Results and Discussion: Subjecting cells to low HP led to a biphasic pattern of migration in response to increasing stiffness, with peak migration speed occurring at a substrate stiffness of 12 kPa. On the other hand, cells pre-exposed to high HP exhibited a steady rise in migration speed as matrix rigidity increased. Also, the viscosity-induced increase in migration speed of cells preconditioned at low HP was nearly abolished in cells treated under high HP, indicating their diminished response to elevated viscosity conditions. When exposed to a substrate stiffness of 0.2 kPa in a medium with a viscosity of 0.77 cP, cells pre-treated with both low and high hydrostatic pressure (HP) migrated at similar speeds. This led to further investigation on low HP pre-treated cells' response to higher viscosity under the same stiffness. Interestingly, low HP pre-conditioned cells increased their migration speed on a 0.2 kPa substrate when medium viscosity was elevated to 8 cP, unlike cells pre-conditioned with high HP, which showed no change under the same conditions. This suggests a change in the mechanosensitivity of cells preconditioned with high HP. Cells pretreated at low HP showed increased sensitivity to ΔP, leading to decreased entry into confined channels. However, cells pretreated at high HP exhibited increased channel entry compared to those treated at low pressure. Our data further indicated that MDA-MB-231 breast cancer cells pre-exposed to elevated HP retained their diminished responses to changes in substrate stiffness, extracellular viscosity and ΔP even after their culture under low-pressure conditions for an additional four days. It is well established that calcium is a critical second messenger, mediating cellular mechanotransduction. Thus, we explored the impact of HP preconditioning on intracellular calcium levels and calcium-dependent mechanoresponses. While cells subjected to low pressure exhibited elevated intracellular calcium levels in response to mechanical stimuli, those exposed to high pressure showed no such increase. Interestingly, treating cells preconditioned at high HP with Ionomycin, which enhances intracellular calcium influx, increased their responsiveness to fluid forces, resulting in reduced microchannel entry.

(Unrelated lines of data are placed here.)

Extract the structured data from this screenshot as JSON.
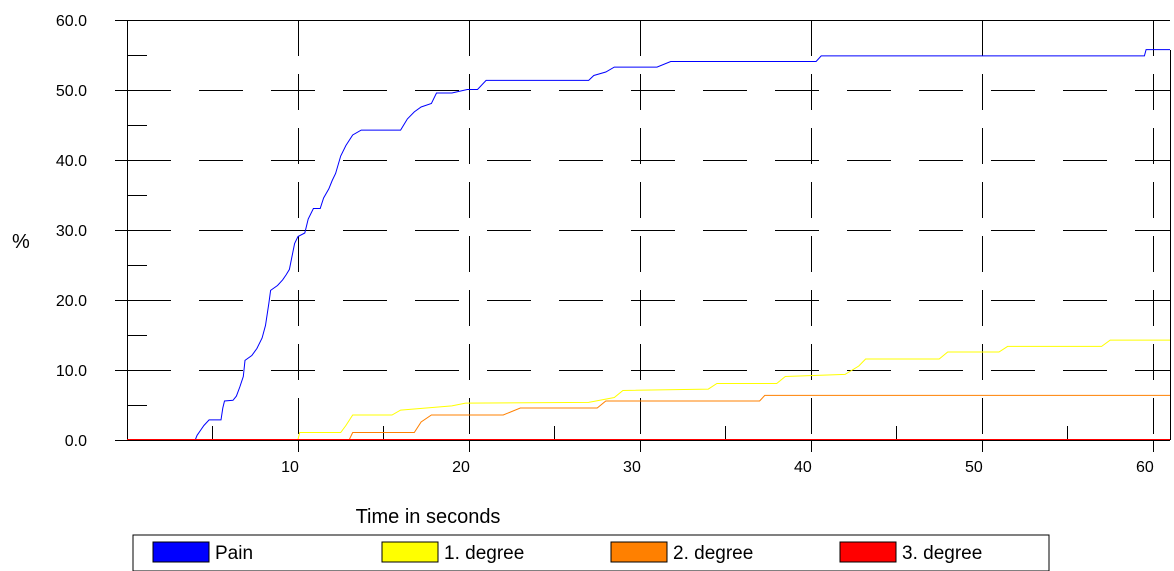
{
  "chart_data": {
    "type": "line",
    "title": "",
    "xlabel": "Time in seconds",
    "ylabel": "%",
    "xlim": [
      0,
      61
    ],
    "ylim": [
      0,
      60
    ],
    "x_ticks": [
      10,
      20,
      30,
      40,
      50,
      60
    ],
    "x_tick_labels": [
      "10",
      "20",
      "30",
      "40",
      "50",
      "60"
    ],
    "y_ticks": [
      0,
      10,
      20,
      30,
      40,
      50,
      60
    ],
    "y_tick_labels": [
      "0.0",
      "10.0",
      "20.0",
      "30.0",
      "40.0",
      "50.0",
      "60.0"
    ],
    "x_minor_ticks": [
      5,
      15,
      25,
      35,
      45,
      55
    ],
    "y_minor_ticks": [
      5,
      15,
      25,
      35,
      45,
      55
    ],
    "grid": true,
    "legend_position": "bottom",
    "series": [
      {
        "name": "Pain",
        "color": "#0000ff",
        "points": [
          [
            0,
            0
          ],
          [
            4.0,
            0
          ],
          [
            4.1,
            0.6
          ],
          [
            4.3,
            1.3
          ],
          [
            4.5,
            2.0
          ],
          [
            4.8,
            2.8
          ],
          [
            5.5,
            2.8
          ],
          [
            5.6,
            4.5
          ],
          [
            5.7,
            5.5
          ],
          [
            6.2,
            5.6
          ],
          [
            6.4,
            6.2
          ],
          [
            6.6,
            7.5
          ],
          [
            6.8,
            9.0
          ],
          [
            6.9,
            11.3
          ],
          [
            7.3,
            12.0
          ],
          [
            7.6,
            13.0
          ],
          [
            7.9,
            14.5
          ],
          [
            8.1,
            16.3
          ],
          [
            8.3,
            19.5
          ],
          [
            8.4,
            21.3
          ],
          [
            8.8,
            22.0
          ],
          [
            9.1,
            22.8
          ],
          [
            9.3,
            23.5
          ],
          [
            9.5,
            24.3
          ],
          [
            9.8,
            28.0
          ],
          [
            10.0,
            29.0
          ],
          [
            10.4,
            29.5
          ],
          [
            10.6,
            31.5
          ],
          [
            10.9,
            33.0
          ],
          [
            11.3,
            33.0
          ],
          [
            11.5,
            34.5
          ],
          [
            11.8,
            35.8
          ],
          [
            12.0,
            37.0
          ],
          [
            12.2,
            38.0
          ],
          [
            12.5,
            40.5
          ],
          [
            12.8,
            42.0
          ],
          [
            13.2,
            43.5
          ],
          [
            13.7,
            44.2
          ],
          [
            16.0,
            44.2
          ],
          [
            16.4,
            45.8
          ],
          [
            16.8,
            46.8
          ],
          [
            17.2,
            47.5
          ],
          [
            17.8,
            48.0
          ],
          [
            18.1,
            49.5
          ],
          [
            19.0,
            49.5
          ],
          [
            19.9,
            50.0
          ],
          [
            20.5,
            50.0
          ],
          [
            21.0,
            51.3
          ],
          [
            27.0,
            51.3
          ],
          [
            27.3,
            52.0
          ],
          [
            28.0,
            52.5
          ],
          [
            28.5,
            53.2
          ],
          [
            31.0,
            53.2
          ],
          [
            31.8,
            54.0
          ],
          [
            40.3,
            54.0
          ],
          [
            40.6,
            54.8
          ],
          [
            59.5,
            54.8
          ],
          [
            59.6,
            55.7
          ],
          [
            61,
            55.7
          ]
        ]
      },
      {
        "name": "1. degree",
        "color": "#ffff00",
        "points": [
          [
            0,
            0
          ],
          [
            10.0,
            0
          ],
          [
            10.1,
            1.0
          ],
          [
            12.5,
            1.0
          ],
          [
            12.8,
            2.0
          ],
          [
            13.2,
            3.5
          ],
          [
            15.5,
            3.5
          ],
          [
            16.0,
            4.2
          ],
          [
            19.0,
            4.8
          ],
          [
            19.8,
            5.2
          ],
          [
            27.0,
            5.3
          ],
          [
            28.5,
            6.0
          ],
          [
            29.0,
            7.0
          ],
          [
            34.0,
            7.2
          ],
          [
            34.5,
            8.0
          ],
          [
            38.0,
            8.0
          ],
          [
            38.5,
            9.0
          ],
          [
            42.0,
            9.3
          ],
          [
            42.8,
            10.5
          ],
          [
            43.2,
            11.5
          ],
          [
            47.5,
            11.5
          ],
          [
            48.0,
            12.5
          ],
          [
            51.0,
            12.5
          ],
          [
            51.5,
            13.3
          ],
          [
            57.0,
            13.3
          ],
          [
            57.5,
            14.2
          ],
          [
            61,
            14.2
          ]
        ]
      },
      {
        "name": "2. degree",
        "color": "#ff8000",
        "points": [
          [
            0,
            0
          ],
          [
            13.0,
            0
          ],
          [
            13.2,
            1.0
          ],
          [
            16.8,
            1.0
          ],
          [
            17.2,
            2.5
          ],
          [
            17.8,
            3.5
          ],
          [
            22.0,
            3.5
          ],
          [
            23.0,
            4.5
          ],
          [
            27.5,
            4.5
          ],
          [
            28.0,
            5.5
          ],
          [
            37.0,
            5.5
          ],
          [
            37.3,
            6.3
          ],
          [
            61,
            6.3
          ]
        ]
      },
      {
        "name": "3. degree",
        "color": "#ff0000",
        "points": [
          [
            0,
            0
          ],
          [
            61,
            0
          ]
        ]
      }
    ]
  }
}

Conclusion: In our research, we utilized a multidisciplinary approach encompassing bioengineering, materials science, and imaging to investigate the impact of (patho)physiologically relevant pressures on cellular mechanoresponses. Our findings highlight pressure as a crucial factor in regulating cell mechanosensitivity and pinpoint the mechanisms responsible for this regulation. This study illuminates the complex interplay between migrating cells and their microenvironment, potentially paving the way for the discovery of novel therapeutic targets.